Should I save ASCII-only varchar in UTF-8 or ASCII?


I have a varchar column that contains only ASCII symbols. I don't need to sort by this field, but I need to search it by full equality.

Default locale is en.UTF8. Will I gain anything if I create this column with collate "C"?


Solution

  • Yes, it makes a difference.

    Even if you do not sort deliberately, there are various operations requiring sort steps internally (some aggregate functions, DISTINCT, nested loop joins etc.).

    Also, any index on the field has to sort values internally - and observe collation rules unless COLLATE "C" applies (no collation rules).

    For searches by full equality you'll want an index - which works either way (for equality), but it's faster overall without collation rules. Depending on the details of your use case, the effect may be negligible or substantial. The impact grows with the length of your strings. I ran a benchmark on a related case some time ago:

    Also, there are more pattern matching options with locale "C". The alternative would be to create an index with the special varchar_pattern_ops operator class.

    Related:

    Postgres 9.5 introduced performance improvements with a technique called "abbreviated keys", which ran into problems with some locales. So it was deactivated, except for the C locale.

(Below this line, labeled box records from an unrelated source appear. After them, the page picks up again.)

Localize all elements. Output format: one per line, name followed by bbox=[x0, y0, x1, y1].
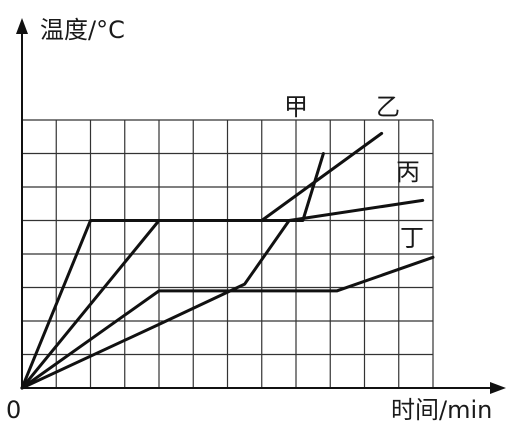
series-line-2 bbox=[20, 198, 425, 390]
grid bbox=[22, 119, 434, 388]
series-group bbox=[20, 131, 435, 390]
series-label: 丙 bbox=[396, 158, 420, 186]
x-axis-label: 时间/min bbox=[391, 396, 492, 424]
y-axis-arrow-icon bbox=[16, 18, 28, 34]
axes bbox=[16, 18, 506, 394]
series-label: 丁 bbox=[400, 224, 424, 252]
origin-label: 0 bbox=[6, 396, 21, 424]
series-label: 甲 bbox=[284, 93, 308, 121]
y-axis-label: 温度/°C bbox=[40, 16, 125, 44]
x-axis-arrow-icon bbox=[490, 382, 506, 394]
labels-group: 甲 乙丙丁 温度/°C 时间/min 0 bbox=[6, 16, 492, 424]
series-label: 乙 bbox=[376, 93, 400, 121]
series-line-3 bbox=[20, 255, 435, 390]
series-line-1 bbox=[20, 131, 384, 390]
series-line-0 bbox=[20, 152, 325, 390]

Quoting The release notes of Postgres 9.5.2:

    • Disable abbreviated keys for string sorting in non-C locales (Robert Haas)

    PostgreSQL 9.5 introduced logic for speeding up comparisons of string data types by using the standard C library function strxfrm() as a substitute for strcoll(). It now emerges that most versions of glibc (Linux's implementation of the C library) have buggy implementations of strxfrm() that, in some locales, can produce string comparison results that do not match strcoll(). Until this problem can be better characterized, disable the optimization in all non-C locales. (C locale is safe since it uses neither strcoll() nor strxfrm().)

    Unfortunately, this problem affects not only sorting but also entry ordering in B-tree indexes, which means that B-tree indexes on text, varchar, or char columns may now be corrupt if they sort according to an affected locale and were built or modified under PostgreSQL 9.5.0 or 9.5.1. Users should REINDEX indexes that might be affected.

    It is not possible at this time to give an exhaustive list of known-affected locales. C locale is known safe, and there is no evidence of trouble in English-based locales such as en_US, but some other popular locales such as de_DE are affected in most glibc versions.

    The problem also illustrates where collation rules come in, generally.